ORF #1: The open reading frame of a gene of interest is placed here, in a sense orientation. This gene can be expressed without Cre-mediated recombination.

ORF #2: The open reading frame of a gene of interest is placed here, in an antisense orientation. This gene can only be expressed after Cre-mediated recombination.

rBG pA:  Rabbit beta-globin polyadenylation signal. It facilitates transcriptional termination of the upstream ORF.

CMV promoter: Human cytomegalovirus immediate early promoter. It drives the ubiquitous expression of the downstream marker gene.
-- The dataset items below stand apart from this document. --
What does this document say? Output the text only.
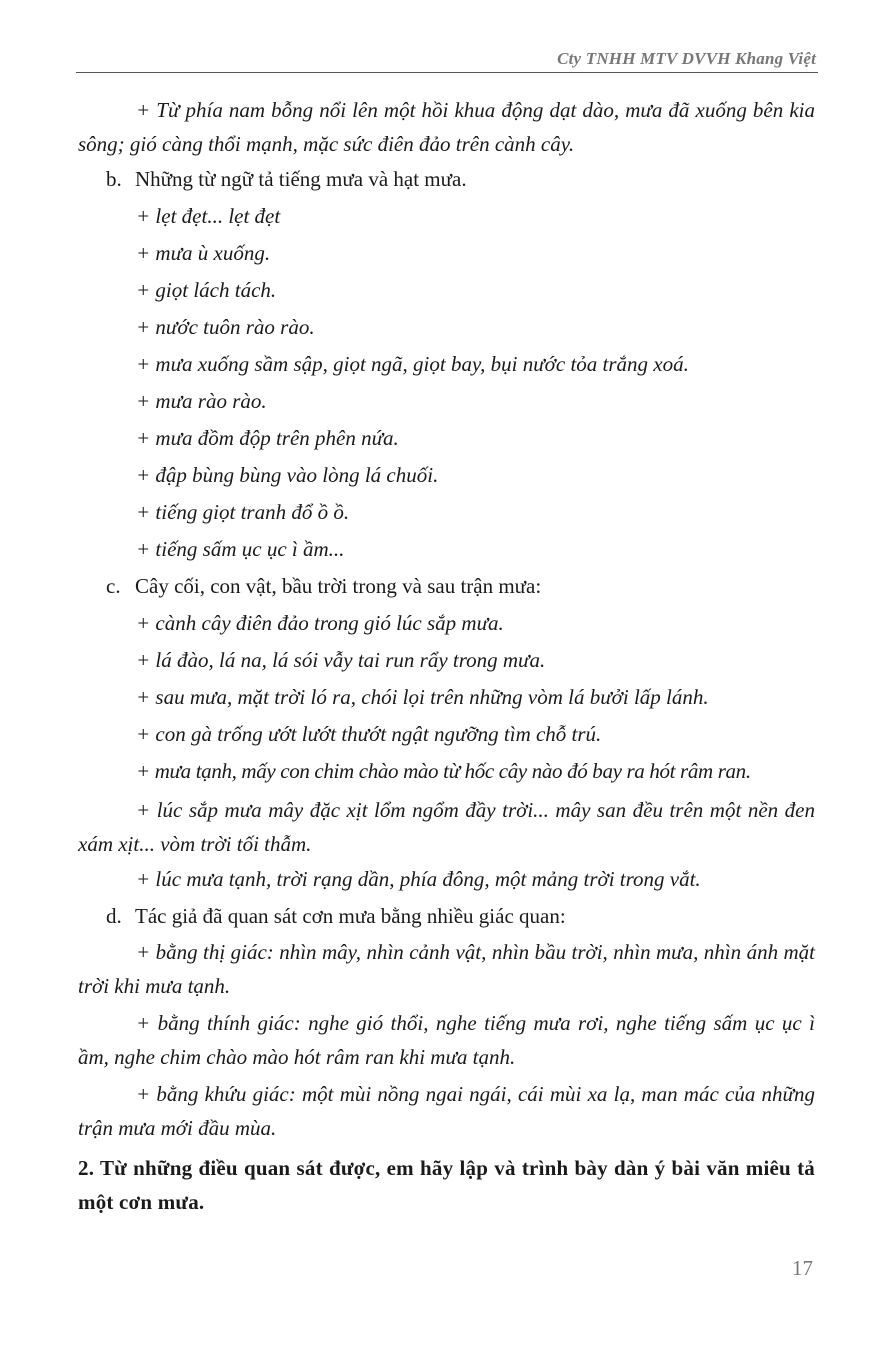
Cty TNHH MTV DVVH Khang Việt

+ Từ phía nam bỗng nổi lên một hồi khua động dạt dào, mưa đã xuống bên kia sông; gió càng thổi mạnh, mặc sức điên đảo trên cành cây.

b. Những từ ngữ tả tiếng mưa và hạt mưa.
+ lẹt đẹt... lẹt đẹt
+ mưa ù xuống.
+ giọt lách tách.
+ nước tuôn rào rào.
+ mưa xuống sầm sập, giọt ngã, giọt bay, bụi nước tỏa trắng xoá.
+ mưa rào rào.
+ mưa đồm độp trên phên nứa.
+ đập bùng bùng vào lòng lá chuối.
+ tiếng giọt tranh đổ ồ ồ.
+ tiếng sấm ục ục ì ầm...
c. Cây cối, con vật, bầu trời trong và sau trận mưa:
+ cành cây điên đảo trong gió lúc sắp mưa.
+ lá đào, lá na, lá sói vẫy tai run rẩy trong mưa.
+ sau mưa, mặt trời ló ra, chói lọi trên những vòm lá bưởi lấp lánh.
+ con gà trống ướt lướt thướt ngật ngưỡng tìm chỗ trú.
+ mưa tạnh, mấy con chim chào mào từ hốc cây nào đó bay ra hót râm ran.

+ lúc sắp mưa mây đặc xịt lổm ngổm đầy trời... mây san đều trên một nền đen xám xịt... vòm trời tối thẫm.

+ lúc mưa tạnh, trời rạng dần, phía đông, một mảng trời trong vắt.
d. Tác giả đã quan sát cơn mưa bằng nhiều giác quan:

+ bằng thị giác: nhìn mây, nhìn cảnh vật, nhìn bầu trời, nhìn mưa, nhìn ánh mặt trời khi mưa tạnh.

+ bằng thính giác: nghe gió thổi, nghe tiếng mưa rơi, nghe tiếng sấm ục ục ì ầm, nghe chim chào mào hót râm ran khi mưa tạnh.

+ bằng khứu giác: một mùi nồng ngai ngái, cái mùi xa lạ, man mác của những trận mưa mới đầu mùa.

2. Từ những điều quan sát được, em hãy lập và trình bày dàn ý bài văn miêu tả một cơn mưa.

17
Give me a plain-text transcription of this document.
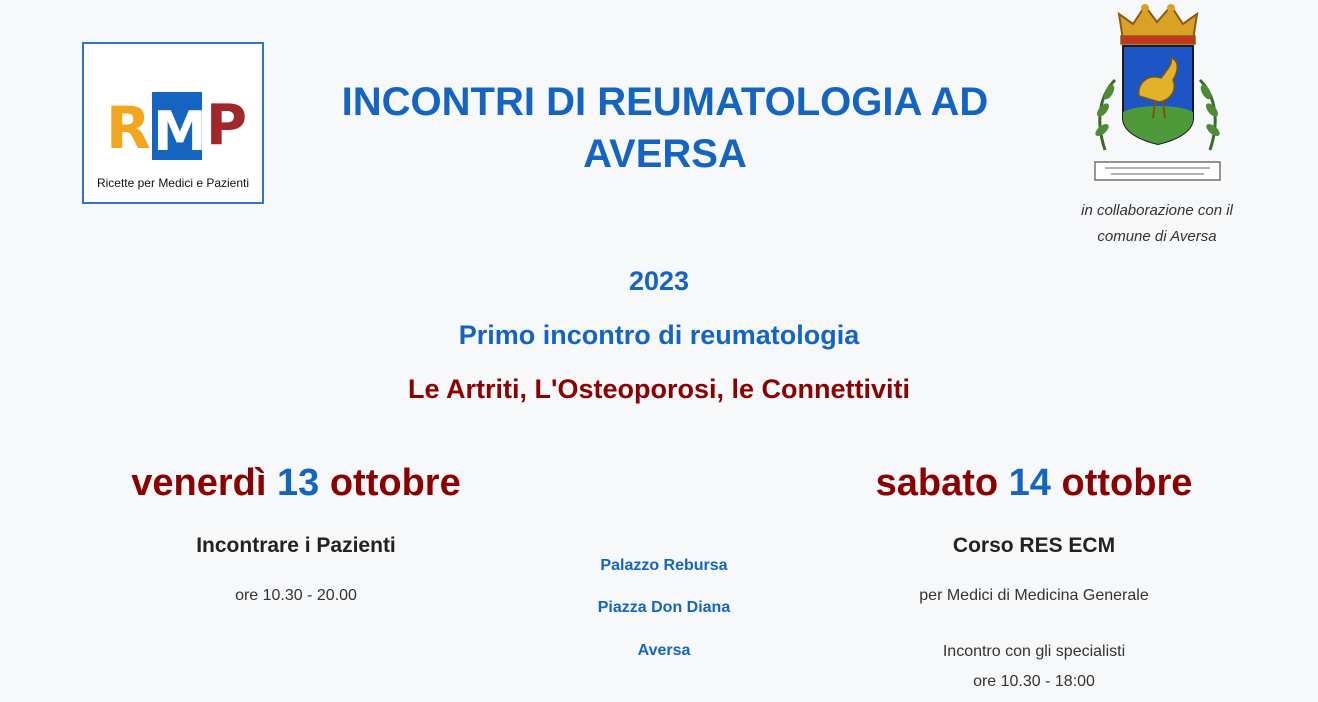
R M P
Ricette per Medici e Pazienti
INCONTRI DI REUMATOLOGIA AD AVERSA
in collaborazione con il comune di Aversa
2023
Primo incontro di reumatologia
Le Artriti, L'Osteoporosi, le Connettiviti
venerdì 13 ottobre
Incontrare i Pazienti
ore 10.30 - 20.00
Palazzo Rebursa
Piazza Don Diana
Aversa
sabato 14 ottobre
Corso RES ECM
per Medici di Medicina Generale
Incontro con gli specialisti
ore 10.30 - 18:00
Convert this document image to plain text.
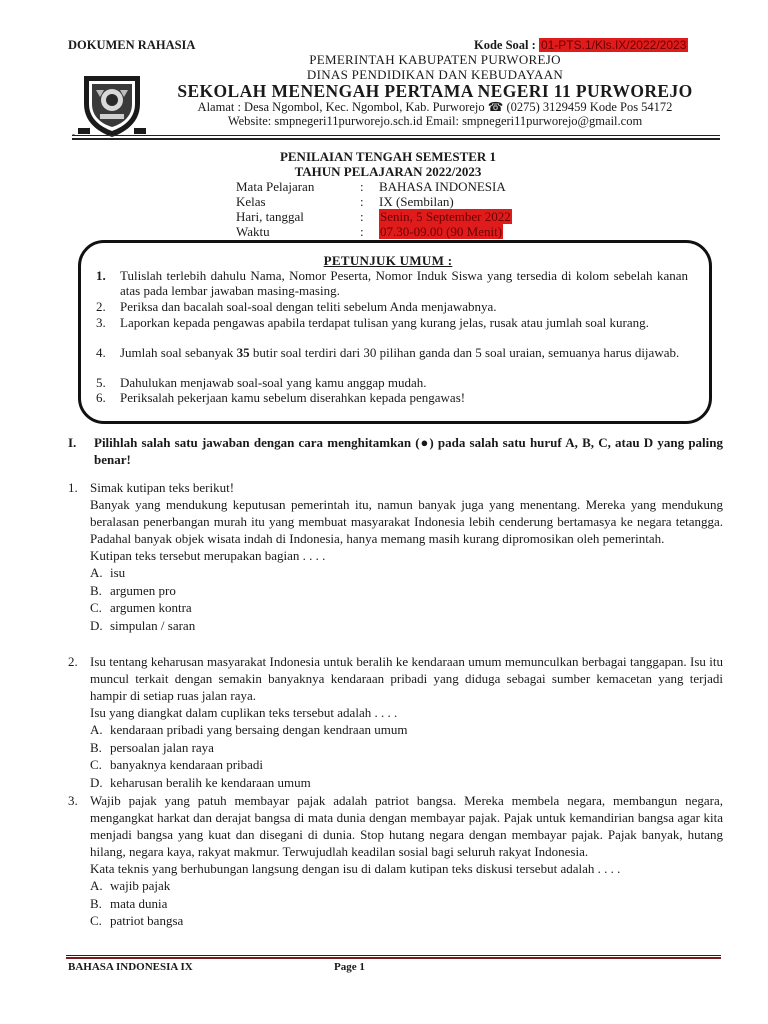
DOKUMEN RAHASIA	Kode Soal : 01-PTS.1/Kls.IX/2022/2023
PEMERINTAH KABUPATEN PURWOREJO
DINAS PENDIDIKAN DAN KEBUDAYAAN
SEKOLAH MENENGAH PERTAMA NEGERI 11 PURWOREJO
Alamat : Desa Ngombol, Kec. Ngombol, Kab. Purworejo ☎ (0275) 3129459 Kode Pos 54172
Website: smpnegeri11purworejo.sch.id Email: smpnegeri11purworejo@gmail.com
-
PENILAIAN TENGAH SEMESTER 1
TAHUN PELAJARAN 2022/2023
Mata Pelajaran	: BAHASA INDONESIA
Kelas	: IX (Sembilan)
Hari, tanggal	: Senin, 5 September 2022
Waktu	: 07.30-09.00 (90 Menit)
PETUNJUK UMUM :
1. Tulislah terlebih dahulu Nama, Nomor Peserta, Nomor Induk Siswa yang tersedia di kolom sebelah kanan atas pada lembar jawaban masing-masing.
2. Periksa dan bacalah soal-soal dengan teliti sebelum Anda menjawabnya.
3. Laporkan kepada pengawas apabila terdapat tulisan yang kurang jelas, rusak atau jumlah soal kurang.
4. Jumlah soal sebanyak 35 butir soal terdiri dari 30 pilihan ganda dan 5 soal uraian, semuanya harus dijawab.
5. Dahulukan menjawab soal-soal yang kamu anggap mudah.
6. Periksalah pekerjaan kamu sebelum diserahkan kepada pengawas!
I. Pilihlah salah satu jawaban dengan cara menghitamkan (●) pada salah satu huruf A, B, C, atau D yang paling benar!
1. Simak kutipan teks berikut!
Banyak yang mendukung keputusan pemerintah itu, namun banyak juga yang menentang. Mereka yang mendukung beralasan penerbangan murah itu yang membuat masyarakat Indonesia lebih cenderung bertamasya ke negara tetangga. Padahal banyak objek wisata indah di Indonesia, hanya memang masih kurang dipromosikan oleh pemerintah.
Kutipan teks tersebut merupakan bagian . . . .
A. isu
B. argumen pro
C. argumen kontra
D. simpulan / saran
2. Isu tentang keharusan masyarakat Indonesia untuk beralih ke kendaraan umum memunculkan berbagai tanggapan. Isu itu muncul terkait dengan semakin banyaknya kendaraan pribadi yang diduga sebagai sumber kemacetan yang terjadi hampir di setiap ruas jalan raya.
Isu yang diangkat dalam cuplikan teks tersebut adalah . . . .
A. kendaraan pribadi yang bersaing dengan kendraan umum
B. persoalan jalan raya
C. banyaknya kendaraan pribadi
D. keharusan beralih ke kendaraan umum
3. Wajib pajak yang patuh membayar pajak adalah patriot bangsa. Mereka membela negara, membangun negara, mengangkat harkat dan derajat bangsa di mata dunia dengan membayar pajak. Pajak untuk kemandirian bangsa agar kita menjadi bangsa yang kuat dan disegani di dunia. Stop hutang negara dengan membayar pajak. Pajak banyak, hutang hilang, negara kaya, rakyat makmur. Terwujudlah keadilan sosial bagi seluruh rakyat Indonesia.
Kata teknis yang berhubungan langsung dengan isu di dalam kutipan teks diskusi tersebut adalah . . . .
A. wajib pajak
B. mata dunia
C. patriot bangsa
BAHASA INDONESIA IX	Page 1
Marker: A drug selection gene (such as neomycin resistance), a visually detectable gene (such as EGFP), or a dual-reporter gene (such as EGFP/Neo). This allows cells transduced with the vector to be selected and/or visualized.

BGH pA: Bovine growth hormone polyadenylation signal. It facilitates transcriptional termination of the upstream ORF.

3' ITR: 3' inverted terminal repeat.

Ampicillin: Ampicillin resistance gene. It allows the plasmid to be maintained by ampicillin selection in E. coli.

pUC ori: pUC origin of replication. Plasmids carrying this origin exist in high copy numbers in E. coli.